Source Code Available Here

8-2 Here


Topics discussed: Same as above

Source Code Available Here

In these videos I talk a little bit about java.lang.Math; An include that allows us to do some simple mathematical calculations in our code in conjunction with the if-statements we’ve been talking about.


java.lang.Math functions
There are a LOT of different constructs in the java.lang.Math library, but the ones we use in this lesson seem to be the most common of them. Raising a number to a power, and taking the square root of a number. The code for each of these is as follows: (assuming you have the import in your code)


Math.pow(numberOrVariable, powerRaisingTo);
Example:
Math.pow(x, 3); // raises x to the 3rd power.

Math.sqrt(x); //Takes the square root of x.

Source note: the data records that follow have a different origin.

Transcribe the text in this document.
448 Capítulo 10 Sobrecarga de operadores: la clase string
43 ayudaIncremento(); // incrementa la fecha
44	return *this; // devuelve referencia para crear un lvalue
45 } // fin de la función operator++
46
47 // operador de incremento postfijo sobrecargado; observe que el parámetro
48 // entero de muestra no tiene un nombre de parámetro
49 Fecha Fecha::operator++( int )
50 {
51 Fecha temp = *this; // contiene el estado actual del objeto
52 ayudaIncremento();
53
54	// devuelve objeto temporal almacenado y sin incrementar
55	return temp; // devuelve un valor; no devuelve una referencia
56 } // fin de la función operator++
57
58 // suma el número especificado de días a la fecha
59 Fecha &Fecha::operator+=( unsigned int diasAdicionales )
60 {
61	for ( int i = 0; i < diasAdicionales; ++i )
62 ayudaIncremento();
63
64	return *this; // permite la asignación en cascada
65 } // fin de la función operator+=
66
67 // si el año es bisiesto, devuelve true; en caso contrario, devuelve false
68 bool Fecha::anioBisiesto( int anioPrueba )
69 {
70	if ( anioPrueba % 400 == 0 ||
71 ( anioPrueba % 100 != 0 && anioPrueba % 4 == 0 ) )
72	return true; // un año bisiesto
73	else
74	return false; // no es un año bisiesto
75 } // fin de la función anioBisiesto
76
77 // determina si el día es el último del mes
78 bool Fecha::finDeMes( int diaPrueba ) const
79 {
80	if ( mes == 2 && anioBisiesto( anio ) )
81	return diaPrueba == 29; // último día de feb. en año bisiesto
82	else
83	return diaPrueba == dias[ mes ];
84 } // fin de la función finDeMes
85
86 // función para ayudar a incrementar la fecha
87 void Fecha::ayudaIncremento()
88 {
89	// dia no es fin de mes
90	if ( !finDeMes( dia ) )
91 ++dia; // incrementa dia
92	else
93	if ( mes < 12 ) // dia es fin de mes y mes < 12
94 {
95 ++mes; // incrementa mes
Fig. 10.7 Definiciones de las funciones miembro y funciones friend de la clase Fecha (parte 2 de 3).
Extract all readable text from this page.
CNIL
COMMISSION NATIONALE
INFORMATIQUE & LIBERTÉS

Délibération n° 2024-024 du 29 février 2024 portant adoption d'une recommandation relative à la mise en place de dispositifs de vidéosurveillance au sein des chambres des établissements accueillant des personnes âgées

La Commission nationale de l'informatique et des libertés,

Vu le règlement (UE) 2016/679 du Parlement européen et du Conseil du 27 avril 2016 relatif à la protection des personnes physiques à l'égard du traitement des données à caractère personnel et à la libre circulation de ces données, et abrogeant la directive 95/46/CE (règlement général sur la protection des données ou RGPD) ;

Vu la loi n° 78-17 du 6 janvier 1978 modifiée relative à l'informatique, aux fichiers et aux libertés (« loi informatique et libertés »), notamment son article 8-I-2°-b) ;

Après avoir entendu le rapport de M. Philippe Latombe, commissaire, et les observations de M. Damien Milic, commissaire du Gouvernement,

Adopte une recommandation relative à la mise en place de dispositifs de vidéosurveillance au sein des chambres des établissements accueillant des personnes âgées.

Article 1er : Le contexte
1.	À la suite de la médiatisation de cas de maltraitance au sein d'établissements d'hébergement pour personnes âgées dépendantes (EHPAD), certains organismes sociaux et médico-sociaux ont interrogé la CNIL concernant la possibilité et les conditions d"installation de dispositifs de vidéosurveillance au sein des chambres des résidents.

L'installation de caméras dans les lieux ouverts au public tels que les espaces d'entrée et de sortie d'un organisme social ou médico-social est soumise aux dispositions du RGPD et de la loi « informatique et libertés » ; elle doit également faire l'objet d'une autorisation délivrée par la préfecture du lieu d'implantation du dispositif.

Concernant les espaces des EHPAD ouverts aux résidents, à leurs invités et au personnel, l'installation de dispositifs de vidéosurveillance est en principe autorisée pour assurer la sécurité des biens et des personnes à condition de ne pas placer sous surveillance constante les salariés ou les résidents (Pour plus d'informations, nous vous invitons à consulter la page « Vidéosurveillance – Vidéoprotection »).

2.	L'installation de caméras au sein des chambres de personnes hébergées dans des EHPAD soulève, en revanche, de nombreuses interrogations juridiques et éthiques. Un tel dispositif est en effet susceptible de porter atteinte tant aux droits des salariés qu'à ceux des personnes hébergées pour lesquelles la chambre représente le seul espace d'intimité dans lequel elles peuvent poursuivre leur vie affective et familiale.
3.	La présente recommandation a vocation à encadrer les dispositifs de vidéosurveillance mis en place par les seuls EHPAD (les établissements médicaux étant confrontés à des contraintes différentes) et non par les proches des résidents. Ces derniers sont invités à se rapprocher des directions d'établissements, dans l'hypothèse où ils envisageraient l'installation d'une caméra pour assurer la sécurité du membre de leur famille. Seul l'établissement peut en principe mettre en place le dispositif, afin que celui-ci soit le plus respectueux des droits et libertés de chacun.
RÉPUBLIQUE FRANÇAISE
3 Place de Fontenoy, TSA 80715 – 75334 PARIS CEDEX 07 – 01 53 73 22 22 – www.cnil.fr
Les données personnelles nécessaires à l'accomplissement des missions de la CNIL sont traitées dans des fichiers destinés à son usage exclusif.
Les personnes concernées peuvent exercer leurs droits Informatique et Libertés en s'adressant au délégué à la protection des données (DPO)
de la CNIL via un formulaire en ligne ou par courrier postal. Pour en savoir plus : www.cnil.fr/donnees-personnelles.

Topics Discussed: Boolean Logic / Operators

Source Code Available Here

HomeWork Available Here


Boolean operators
Boolean operators are variables which have two states, “true” or “false” (default is false if you use a simple declaration). These can be used in a variety of ways, but are most typically seen when you need to confirm that something happened in an if statement or a loop (in later lessons). Here’s an example:


int empPay1=0;
boolean isChanged;//ischanged defaults to false
System.out.println("Enter the income for employee 1 that is greater than 0.");
empPay1= input.nextInt(); // Enter pay

if (empPay1 > 0){// if the value is > 0, meaning it's been changed
     isChanged=true;
}

if(isChanged){//if the value has been changed (by the if above)
     System.out.println("empPay has been changed");
}
//You could just use an else here, but instead you could use the following:

if(!isChanged){
     System.out.println("empPay has not been changed");
}


In the above example I show that booleans can be used in place of the standard if conditionals and used as a simple true / false that is set as part of another conditional. At present these must seem convoluted, but in the future when our variables change around a bit more it will make more sense to use these than other pieces of code.